3.  Tudi has no friends except me. This on its own is not admirable, but she’s so satisfied with only one friend. In reality she’s my only friend too, and that thought fills me with a frantic loneliness. I wish I were more like Tudi.

4.  Tudi doesn’t have any ambitions and that doesn’t bother her. She sleeps twenty hours a day and only moves long enough to eat, or find a different place to sleep. I don’t have any ambitions either. I just get out of bed and go to work because I have to. Tudi doesn’t need to work and I wish I had her life. I do wish she would contribute though. I ask her to tip her server after meals (me). I ask her who will pay the bills. At sixteen, my mother started demanding rent money. She’d call me a lazy, fat slug in front of her friends. She’d call me useless and then give me a private little smile. When I ask Tudi for rent money, she looks interested at first, but then sticks her whole back foot in her mouth. I tell her she’s choosing to do nothing with her life, parroting my mother. But she doesn’t care.

5.  Tudi exudes a quiet joy and shares it with me. I named her Latuda after the anti-depressant my insurance wouldn’t cover and she’s exactly that. I call her over, telling her it’s time for my medicine. I call her CEO of Snuggle Corp. and demand a shareholder’s meeting. I admire her emboldened cheerfulness, how she’s immune to my criticism.
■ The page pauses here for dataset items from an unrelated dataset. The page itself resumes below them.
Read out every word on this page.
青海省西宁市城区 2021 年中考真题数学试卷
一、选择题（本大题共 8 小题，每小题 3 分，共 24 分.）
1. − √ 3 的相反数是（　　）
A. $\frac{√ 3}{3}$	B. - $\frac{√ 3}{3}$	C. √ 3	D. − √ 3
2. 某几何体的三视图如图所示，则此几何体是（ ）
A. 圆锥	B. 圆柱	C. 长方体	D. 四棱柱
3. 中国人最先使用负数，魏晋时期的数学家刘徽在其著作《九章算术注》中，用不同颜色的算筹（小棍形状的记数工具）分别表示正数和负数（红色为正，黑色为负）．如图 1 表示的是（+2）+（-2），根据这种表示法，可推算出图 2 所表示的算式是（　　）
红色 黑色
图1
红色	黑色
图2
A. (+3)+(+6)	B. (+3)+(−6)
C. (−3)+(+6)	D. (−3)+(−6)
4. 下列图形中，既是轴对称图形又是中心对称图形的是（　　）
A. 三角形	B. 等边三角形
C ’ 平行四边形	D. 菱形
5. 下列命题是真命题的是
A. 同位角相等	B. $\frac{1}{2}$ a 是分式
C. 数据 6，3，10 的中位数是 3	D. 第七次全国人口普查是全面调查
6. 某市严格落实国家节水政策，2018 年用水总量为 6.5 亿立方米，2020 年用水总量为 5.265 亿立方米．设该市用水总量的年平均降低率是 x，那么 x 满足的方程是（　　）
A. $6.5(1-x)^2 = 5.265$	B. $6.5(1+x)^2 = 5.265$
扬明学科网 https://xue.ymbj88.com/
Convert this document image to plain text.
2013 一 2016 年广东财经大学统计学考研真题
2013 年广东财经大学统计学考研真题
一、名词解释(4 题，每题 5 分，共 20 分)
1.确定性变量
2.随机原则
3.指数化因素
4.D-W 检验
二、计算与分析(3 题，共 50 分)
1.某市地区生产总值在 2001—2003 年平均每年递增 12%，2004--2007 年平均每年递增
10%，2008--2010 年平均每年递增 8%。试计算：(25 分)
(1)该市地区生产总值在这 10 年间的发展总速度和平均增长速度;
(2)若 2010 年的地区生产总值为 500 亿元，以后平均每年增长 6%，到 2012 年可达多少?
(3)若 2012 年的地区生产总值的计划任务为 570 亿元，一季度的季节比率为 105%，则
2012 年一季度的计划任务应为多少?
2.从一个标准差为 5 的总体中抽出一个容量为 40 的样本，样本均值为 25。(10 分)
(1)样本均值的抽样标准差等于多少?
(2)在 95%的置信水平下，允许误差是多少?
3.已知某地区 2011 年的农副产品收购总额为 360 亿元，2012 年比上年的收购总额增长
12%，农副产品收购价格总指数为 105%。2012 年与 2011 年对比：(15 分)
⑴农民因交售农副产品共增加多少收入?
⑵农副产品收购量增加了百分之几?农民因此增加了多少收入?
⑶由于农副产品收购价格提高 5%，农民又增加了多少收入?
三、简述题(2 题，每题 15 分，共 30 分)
My inner voice has mutated into a crueler version of my mother’s. “You stupid fat ass,” I think to myself when I do something not quite right. “You’re pathetic.” I don’t think Tudi has an inner voice, but if she does it probably doesn’t say that.

And One Thing I Don’t

1.  Tudi terrorizes the neighborhood cat who often lurks outside our door. The cat is only a little smaller than her and hides under parked cars when Tudi approaches. At first I thought she loved this cat, but her behavior doesn’t look like love. She barks and lunges, pulling at her leash with an unfamiliar fury. I can imagine her saying, “Get a job, you lazy fat ass. Do something with your life,” as if she’s learned from me all too well that cruelty is more admirable than softness in small things.

 

Olivia Post currently lives in New Orleans, where she is working on her MFA in Fiction at the University of New Orleans.